N.B. Het kan zijn dat elementen ontbreken aan deze printversie.
Durf te vragen Niet álle vruchten kleuren bruin bij snijden of kneuzen.
Appelstukjes kleuren snel bruin. Het ziet er niet zo smakelijk uit, en smaakt ook wat muf. Ook gesneden banaan, avocado, aardappel en andijvie zijn al snel minder appetijtelijk. Hoe kan dat, en wat is eraan te doen?
Je appel roest, volgens een item van Schooltv. Bepaalde stoffen die bij elkaar komen, reageren met elkaar onder invloed van zuurstof. „Dat noem je oxidatie. De appel is als het ware aan het roesten.” Het verhaal klopt, maar het woord ‘roest’ wekt wellicht de indruk dat ijzer er iets mee te maken heeft. Dat is niet zo. Wel is oxidatie het sleutelwoord.
Appels, avocado’s en veel andere planten zitten barstensvol polyfenolen. (Voor de liefhebber: dat zijn chemische verbindingen die bestaan uit benzeenringen waar een of meer hydroxylgroepen aan hangen: staartjes bestaande uit een zuurstof- en een waterstofatoom.) Die polyfenolen vormen een grote, diverse groep met uiteenlopende eigenschappen. In grote lijnen beschermen ze de plant tegen ultraviolette straling, vraat door insecten en aantasting door schimmels en bacteriën. Polyfenolen dragen bij aan de smaak en kleur van veel voedingsstoffen. Er worden allerlei gezondheidseffecten aan toegekend, van bescherming tegen kanker en hart- en vaatziekten tot stimulering van nuttige darmbacteriën.
Reeks reacties
Deze polyfenolen bevinden zich vooral in de celwanden van planten. Zodra zo’n cel beschadigd raakt, bijvoorbeeld door snijden of kneuzen, komen ze in aanraking met de inhoud van de cel. En daarin bevinden zich enzymen, zogeheten polyfenoloxidasen, die de polyfenolen afbreken met hulp van zuurstof. Daarbij ontstaan allerlei chinonen: stoffen die giftig zijn voor insecten en micro-organismen, maar ook een – nog veelal onbegrepen – rol spelen in het metabolisme van cellen.
Maar vanwaar nu die bruine kleur? De chinonen worden in een verdere reeks reacties omgezet in andere stoffen, waaronder allerlei bruine pigmenten: melaninen. Die kennen we ook van onze eigen bruining in de zon. De rol van melaninen in planten is nog niet helemaal opgehelderd (het zijn „de meest raadselachtige pigmenten van planten”, volgens een review in Frontiers in Plant Science), maar helpen in elk geval bij de bescherming tegen vraat en bederf.
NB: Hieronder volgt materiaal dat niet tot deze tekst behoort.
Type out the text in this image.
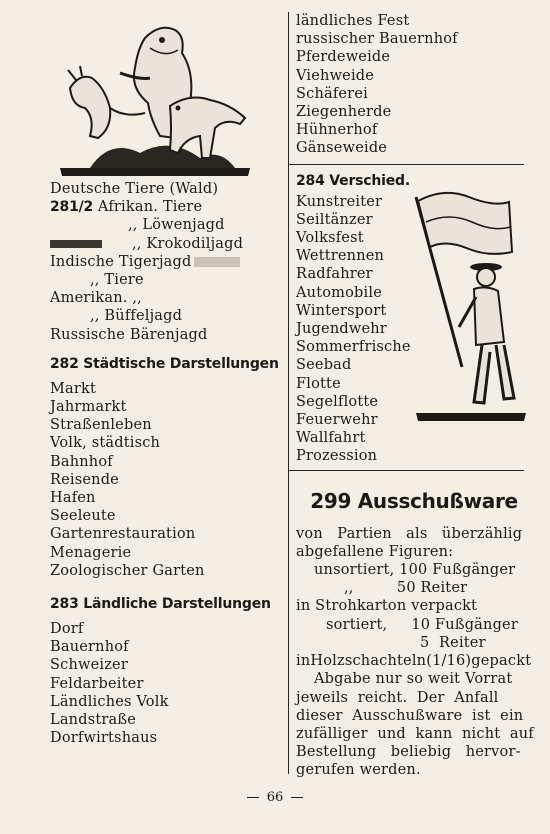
Deutsche Tiere (Wald)
281/2 Afrikan. Tiere
,, Löwenjagd
,, Krokodiljagd
Indische Tigerjagd
,, Tiere
Amerikan. ,,
,, Büffeljagd
Russische Bärenjagd
282 Städtische Darstellungen
Markt
Jahrmarkt
Straßenleben
Volk, städtisch
Bahnhof
Reisende
Hafen
Seeleute
Gartenrestauration
Menagerie
Zoologischer Garten
283 Ländliche Darstellungen
Dorf
Bauernhof
Schweizer
Feldarbeiter
Ländliches Volk
Landstraße
Dorfwirtshaus
ländliches Fest
russischer Bauernhof
Pferdeweide
Viehweide
Schäferei
Ziegenherde
Hühnerhof
Gänseweide
284 Verschied.
Kunstreiter
Seiltänzer
Volksfest
Wettrennen
Radfahrer
Automobile
Wintersport
Jugendwehr
Sommerfrische
Seebad
Flotte
Segelflotte
Feuerwehr
Wallfahrt
Prozession
299 Ausschußware
von   Partien   als   überzählig
abgefallene Figuren:
unsortiert, 100 Fußgänger
,,         50 Reiter
in Strohkarton verpackt
sortiert,     10 Fußgänger
5  Reiter
inHolzschachteln(1/16)gepackt
Abgabe nur so weit Vorrat
jeweils  reicht.  Der  Anfall
dieser  Ausschußware  ist  ein
zufälliger  und  kann  nicht  auf
Bestellung   beliebig   hervor-
gerufen werden.
66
Wie nu de bruining van zijn appelstukjes wil voorkomen, kan er bijvoorbeeld citroensap, sinaasappelsap, zure frisdrank of een vinaigrette overheen sprenkelen. De zuren maken het enzym polyfenoloxidase kapot. De ‘actieve plek’ van het enzym verliest namelijk zijn koperionen naarmate de omgeving zuurder wordt. Daarmee neemt de activiteit van het enzym af.
Andijvie blancheren
Die activiteit is ook afhankelijk van andere chemische factoren. Dat verklaart waarom niet álle vruchten bruin kleuren bij snijden of kneuzen, terwijl ze wel allemaal polyfenolen bevatten, in grotere of kleinere hoeveelheden. Paprika is bijvoorbeeld niet heel zuur, maar verkleurt nauwelijks na het snijden.
Dat verklaart waarom je ook op andere manieren de bruining kunt voorkomen. Je kunt je voedsel verhitten (blancheren houdt andijvie bijvoorbeeld frisgroen; de appelstukjes op je taart blijven frisgeel), in zout water leggen, invriezen, of bewaren zonder zuurstof (bijvoorbeeld in vacuümverpakking).
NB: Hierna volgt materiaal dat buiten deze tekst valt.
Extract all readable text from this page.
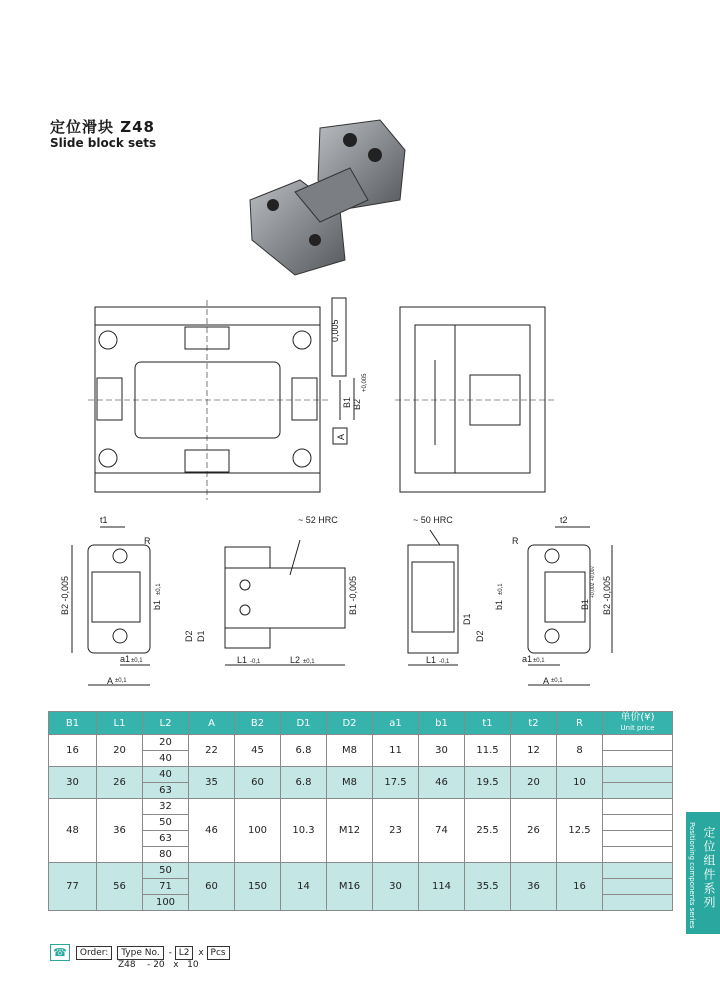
定位滑块 Z48
Slide block sets
0,005
A
B1 B2
+0,005
~ 52 HRC	~ 50 HRC
t1	t2
R	R
B2 -0,005	b1
±0,1
a1 ±0,1
A ±0,1
D2 D1
L1 -0,1	L2 ±0,1
B1 -0,005
L1 -0,1
D1
D2
b1
±0,1
B1
+0,002 +0,007 B2 -0,005
a1 ±0,1
A ±0,1
B1	L1	L2	A	B2	D1	D2	a1	b1	t1	t2	R	单价(¥)
Unit price

16	20	20	22	45	6.8	M8	11	30	11.5	12	8	
		40										
30	26	40	35	60	6.8	M8	17.5	46	19.5	20	10	
		63										
48	36	32	46	100	10.3	M12	23	74	25.5	26	12.5	
		50										
		63										
		80										
77	56	50	60	150	14	M16	30	114	35.5	36	16	
		71										
		100											定位组件系列
Positioning components series
☎ Order: Type No. - L2 x Pcs
Z48 - 20 x 10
Soms vinden we die enzymatische bruinkleuring overigens juist wél wenselijk. Koffie, thee en chocola danken hun typische smaak en bruine kleur bijvoorbeeld deels aan de oxidatie van polyfenolen. Hetzelfde geldt voor gedroogde zuidvruchten, zoals rozijnen, dadels en vijgen. Daar is niks aan als je de enzymen eerst kapotmaakt.